憲法9条が、国家の自衛権を否定していないことについては、自民党から共産党まで異論がなく、憲法学者にもほとんど異論がない。問題は、自衛権を担保するための実力組織である自衛隊の保有が憲法9条に違反するかどうかで見解が分かれていることである。しかし、自衛権の存在を認めながら、これを担保するための実力組織である自衛隊を違憲として否定することは、論理矛盾であろう。なぜなら、実力組織がなければ自衛権を担保することはできず、自衛権の存在は有名無実となるからである。自衛隊違憲論を唱える憲法学者の中には、実力組織がなくても、平和外交の推進や、ゼネストなど国民のレジスタンス運動によって、侵略を防止し平和を維持できると主張する学者もいる。しかし、核ミサイルで日本列島を海に沈めると恫喝する北朝鮮の脅威や、核を保有し軍拡を進める中国による尖閣諸島奪取の危険性などを考えれば、これがいかに非現実的且つ危険な主張であるかは明らかである。
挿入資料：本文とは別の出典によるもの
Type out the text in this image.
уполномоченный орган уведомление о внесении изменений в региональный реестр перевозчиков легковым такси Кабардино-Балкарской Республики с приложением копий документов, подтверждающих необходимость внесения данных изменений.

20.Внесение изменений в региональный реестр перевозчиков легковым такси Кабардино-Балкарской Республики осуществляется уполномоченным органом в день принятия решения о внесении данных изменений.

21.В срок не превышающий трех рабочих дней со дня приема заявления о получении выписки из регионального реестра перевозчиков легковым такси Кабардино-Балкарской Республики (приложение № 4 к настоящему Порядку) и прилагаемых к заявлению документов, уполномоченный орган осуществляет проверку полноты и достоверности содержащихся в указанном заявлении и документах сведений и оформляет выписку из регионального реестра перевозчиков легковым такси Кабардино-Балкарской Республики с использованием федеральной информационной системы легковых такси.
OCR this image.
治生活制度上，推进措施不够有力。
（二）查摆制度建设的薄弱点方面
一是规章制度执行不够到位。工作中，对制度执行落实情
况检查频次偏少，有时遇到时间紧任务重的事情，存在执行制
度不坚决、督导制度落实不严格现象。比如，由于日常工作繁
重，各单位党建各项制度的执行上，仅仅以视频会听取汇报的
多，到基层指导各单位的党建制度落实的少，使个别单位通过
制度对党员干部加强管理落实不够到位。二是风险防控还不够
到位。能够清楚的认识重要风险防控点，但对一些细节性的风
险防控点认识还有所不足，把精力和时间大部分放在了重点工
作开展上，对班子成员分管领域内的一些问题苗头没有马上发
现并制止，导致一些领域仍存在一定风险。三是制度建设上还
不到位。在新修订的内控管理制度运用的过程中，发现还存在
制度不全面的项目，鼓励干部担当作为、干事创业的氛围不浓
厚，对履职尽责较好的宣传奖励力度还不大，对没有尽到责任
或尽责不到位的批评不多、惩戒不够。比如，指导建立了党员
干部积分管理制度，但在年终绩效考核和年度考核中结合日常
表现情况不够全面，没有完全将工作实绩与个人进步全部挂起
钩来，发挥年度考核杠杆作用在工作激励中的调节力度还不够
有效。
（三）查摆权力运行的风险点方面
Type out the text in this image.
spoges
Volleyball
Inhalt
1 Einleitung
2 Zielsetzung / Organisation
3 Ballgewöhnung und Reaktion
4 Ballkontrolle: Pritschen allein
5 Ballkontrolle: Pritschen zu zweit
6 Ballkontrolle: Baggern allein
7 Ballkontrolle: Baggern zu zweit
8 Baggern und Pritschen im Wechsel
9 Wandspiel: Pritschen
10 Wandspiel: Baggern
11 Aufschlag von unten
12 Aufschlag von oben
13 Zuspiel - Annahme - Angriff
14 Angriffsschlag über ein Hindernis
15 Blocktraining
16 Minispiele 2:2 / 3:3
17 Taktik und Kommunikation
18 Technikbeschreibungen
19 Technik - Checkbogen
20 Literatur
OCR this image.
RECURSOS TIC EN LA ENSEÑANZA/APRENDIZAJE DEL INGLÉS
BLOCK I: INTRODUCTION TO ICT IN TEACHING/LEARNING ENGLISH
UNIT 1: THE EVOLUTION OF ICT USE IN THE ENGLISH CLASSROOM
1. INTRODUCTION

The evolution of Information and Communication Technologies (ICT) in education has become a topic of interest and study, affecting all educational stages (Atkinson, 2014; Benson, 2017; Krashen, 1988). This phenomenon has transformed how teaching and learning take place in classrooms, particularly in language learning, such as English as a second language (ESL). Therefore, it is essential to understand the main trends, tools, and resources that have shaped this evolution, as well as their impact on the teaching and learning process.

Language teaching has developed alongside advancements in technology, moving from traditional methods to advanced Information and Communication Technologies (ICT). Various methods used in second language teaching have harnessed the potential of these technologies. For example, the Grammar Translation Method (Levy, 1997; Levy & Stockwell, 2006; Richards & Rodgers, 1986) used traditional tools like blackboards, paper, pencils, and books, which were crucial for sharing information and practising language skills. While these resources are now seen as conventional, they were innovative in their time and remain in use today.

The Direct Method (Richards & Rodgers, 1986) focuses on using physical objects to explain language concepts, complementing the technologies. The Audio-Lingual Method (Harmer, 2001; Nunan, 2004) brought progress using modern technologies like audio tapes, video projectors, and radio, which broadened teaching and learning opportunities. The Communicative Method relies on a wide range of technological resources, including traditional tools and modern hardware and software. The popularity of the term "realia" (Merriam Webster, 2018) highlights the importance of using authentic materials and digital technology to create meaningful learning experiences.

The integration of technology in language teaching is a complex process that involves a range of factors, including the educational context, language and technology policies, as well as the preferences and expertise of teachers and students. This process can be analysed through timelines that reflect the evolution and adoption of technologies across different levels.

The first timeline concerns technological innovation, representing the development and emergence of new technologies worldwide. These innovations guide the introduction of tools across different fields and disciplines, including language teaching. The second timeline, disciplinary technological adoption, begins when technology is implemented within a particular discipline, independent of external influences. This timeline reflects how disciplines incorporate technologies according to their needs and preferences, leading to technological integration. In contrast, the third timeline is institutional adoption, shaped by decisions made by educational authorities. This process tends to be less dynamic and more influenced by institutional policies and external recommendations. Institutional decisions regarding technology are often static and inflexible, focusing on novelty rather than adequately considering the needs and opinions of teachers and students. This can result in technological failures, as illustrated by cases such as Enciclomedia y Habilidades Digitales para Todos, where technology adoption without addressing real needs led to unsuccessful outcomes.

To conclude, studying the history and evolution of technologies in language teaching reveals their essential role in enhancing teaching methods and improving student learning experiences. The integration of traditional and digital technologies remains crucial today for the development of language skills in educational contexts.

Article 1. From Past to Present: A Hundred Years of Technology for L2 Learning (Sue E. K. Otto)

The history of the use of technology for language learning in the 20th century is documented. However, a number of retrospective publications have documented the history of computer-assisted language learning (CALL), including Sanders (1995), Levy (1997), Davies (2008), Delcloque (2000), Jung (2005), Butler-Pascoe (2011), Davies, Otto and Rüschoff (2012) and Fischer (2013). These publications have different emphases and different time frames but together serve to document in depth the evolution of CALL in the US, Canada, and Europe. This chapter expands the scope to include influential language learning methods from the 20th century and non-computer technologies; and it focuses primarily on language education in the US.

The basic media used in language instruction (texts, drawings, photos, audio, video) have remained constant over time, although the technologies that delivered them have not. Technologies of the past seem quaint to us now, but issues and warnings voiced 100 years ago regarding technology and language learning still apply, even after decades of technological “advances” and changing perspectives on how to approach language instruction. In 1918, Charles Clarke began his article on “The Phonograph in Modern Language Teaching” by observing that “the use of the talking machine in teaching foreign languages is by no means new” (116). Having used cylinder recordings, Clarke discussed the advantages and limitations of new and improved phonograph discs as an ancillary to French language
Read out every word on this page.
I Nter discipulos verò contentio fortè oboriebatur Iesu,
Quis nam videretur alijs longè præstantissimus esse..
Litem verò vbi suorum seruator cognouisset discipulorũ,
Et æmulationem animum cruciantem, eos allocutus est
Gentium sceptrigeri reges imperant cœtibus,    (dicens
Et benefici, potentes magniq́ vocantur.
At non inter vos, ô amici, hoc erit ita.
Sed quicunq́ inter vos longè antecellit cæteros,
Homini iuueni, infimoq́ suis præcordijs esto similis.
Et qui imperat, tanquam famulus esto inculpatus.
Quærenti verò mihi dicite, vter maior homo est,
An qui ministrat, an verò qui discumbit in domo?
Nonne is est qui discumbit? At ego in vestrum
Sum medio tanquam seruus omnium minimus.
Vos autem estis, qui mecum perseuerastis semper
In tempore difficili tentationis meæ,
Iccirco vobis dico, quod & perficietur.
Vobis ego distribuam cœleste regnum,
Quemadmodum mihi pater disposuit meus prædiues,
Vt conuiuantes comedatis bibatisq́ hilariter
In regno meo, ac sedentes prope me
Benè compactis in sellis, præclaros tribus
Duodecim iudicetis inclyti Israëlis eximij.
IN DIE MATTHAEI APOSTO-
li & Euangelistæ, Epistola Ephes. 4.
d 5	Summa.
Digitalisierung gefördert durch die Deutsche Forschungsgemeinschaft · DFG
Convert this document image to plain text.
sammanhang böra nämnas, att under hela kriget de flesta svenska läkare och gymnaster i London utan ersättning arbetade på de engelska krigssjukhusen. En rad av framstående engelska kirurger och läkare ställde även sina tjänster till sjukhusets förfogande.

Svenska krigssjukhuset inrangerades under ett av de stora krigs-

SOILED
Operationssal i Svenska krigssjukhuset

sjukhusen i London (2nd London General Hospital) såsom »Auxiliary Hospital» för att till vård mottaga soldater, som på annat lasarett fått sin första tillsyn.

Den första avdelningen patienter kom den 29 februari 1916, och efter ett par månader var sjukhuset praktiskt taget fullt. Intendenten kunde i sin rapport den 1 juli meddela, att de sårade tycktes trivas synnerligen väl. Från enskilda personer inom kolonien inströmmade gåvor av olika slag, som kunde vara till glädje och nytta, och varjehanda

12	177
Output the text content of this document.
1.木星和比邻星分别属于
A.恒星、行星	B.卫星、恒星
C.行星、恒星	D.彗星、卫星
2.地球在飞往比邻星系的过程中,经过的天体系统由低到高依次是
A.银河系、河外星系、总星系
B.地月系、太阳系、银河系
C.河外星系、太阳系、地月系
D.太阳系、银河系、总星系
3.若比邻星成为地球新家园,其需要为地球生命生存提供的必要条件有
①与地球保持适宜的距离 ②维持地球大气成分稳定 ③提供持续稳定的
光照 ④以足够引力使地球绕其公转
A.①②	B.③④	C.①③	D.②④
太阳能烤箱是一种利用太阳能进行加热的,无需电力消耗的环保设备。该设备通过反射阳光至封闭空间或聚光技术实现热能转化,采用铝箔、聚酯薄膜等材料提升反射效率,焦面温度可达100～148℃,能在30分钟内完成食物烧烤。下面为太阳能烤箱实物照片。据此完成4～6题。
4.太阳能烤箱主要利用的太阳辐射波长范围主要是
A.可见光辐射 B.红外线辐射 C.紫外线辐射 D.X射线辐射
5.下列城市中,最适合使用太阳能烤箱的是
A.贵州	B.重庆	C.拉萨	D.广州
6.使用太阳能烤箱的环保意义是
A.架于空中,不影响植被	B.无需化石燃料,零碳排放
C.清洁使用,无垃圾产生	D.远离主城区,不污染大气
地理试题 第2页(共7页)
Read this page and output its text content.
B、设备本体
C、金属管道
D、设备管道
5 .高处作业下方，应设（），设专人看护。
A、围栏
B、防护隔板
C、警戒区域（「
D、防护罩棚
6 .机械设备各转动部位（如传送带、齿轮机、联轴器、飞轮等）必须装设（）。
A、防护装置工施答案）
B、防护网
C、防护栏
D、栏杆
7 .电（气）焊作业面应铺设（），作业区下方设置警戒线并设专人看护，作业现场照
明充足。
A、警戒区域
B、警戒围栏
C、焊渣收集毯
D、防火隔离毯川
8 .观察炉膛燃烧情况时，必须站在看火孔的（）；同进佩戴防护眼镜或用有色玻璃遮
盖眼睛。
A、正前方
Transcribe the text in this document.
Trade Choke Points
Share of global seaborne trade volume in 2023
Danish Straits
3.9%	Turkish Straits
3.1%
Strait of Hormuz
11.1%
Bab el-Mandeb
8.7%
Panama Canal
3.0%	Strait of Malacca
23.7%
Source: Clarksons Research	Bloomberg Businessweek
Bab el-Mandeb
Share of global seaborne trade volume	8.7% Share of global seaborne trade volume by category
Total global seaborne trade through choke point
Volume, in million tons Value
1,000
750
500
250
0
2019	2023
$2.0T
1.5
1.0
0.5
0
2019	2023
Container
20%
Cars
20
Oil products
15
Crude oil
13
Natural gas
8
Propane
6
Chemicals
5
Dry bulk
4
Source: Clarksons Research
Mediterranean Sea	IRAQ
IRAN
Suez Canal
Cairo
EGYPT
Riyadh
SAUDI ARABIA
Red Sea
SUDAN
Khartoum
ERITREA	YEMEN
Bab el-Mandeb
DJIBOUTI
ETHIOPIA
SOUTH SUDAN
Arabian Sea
そもそも、国家の自衛権には、個別的自衛権と集団的自衛権があるとされる(国連憲章51条)。このうち、個別的自衛権からは、いわゆる「専守防衛」の考え方が出てくる。「専守防衛」とは、他国から攻撃されない限り攻撃しないという考え方であるとされる。しかし、「専守防衛」を貫くためには、他国から攻撃されてから反撃するのではなく、他国からの攻撃をあらかじめ抑止することが最も重要であり、「専守防衛」と「抑止力」は決して矛盾しないと言えよう。
そうだとすれば、「抑止力」特に「核抑止力」を高めるためにアメリカとの同盟関係の一層の強化と、日本自身も攻撃を抑止するに足りる能力を保有することが求められよう。ミサイル防衛の強化のみならず、敵基地攻撃能力や核兵器の保有なども、我が国を防衛するための「必要最小限度」である限り、憲法上禁止されず合憲であり、政策判断の問題であることは、歴代政府の確定した憲法解釈である。このように、「専守防衛」と「抑止力」は決して矛盾せず、むしろ表裏一帯の密接不可分の関係にあるから、「抑止力」を高めるための憲法9条改正や防衛力の強化は、「専守防衛」に反するものではないばかりか、日本にとって喫緊の課題であると言えよう。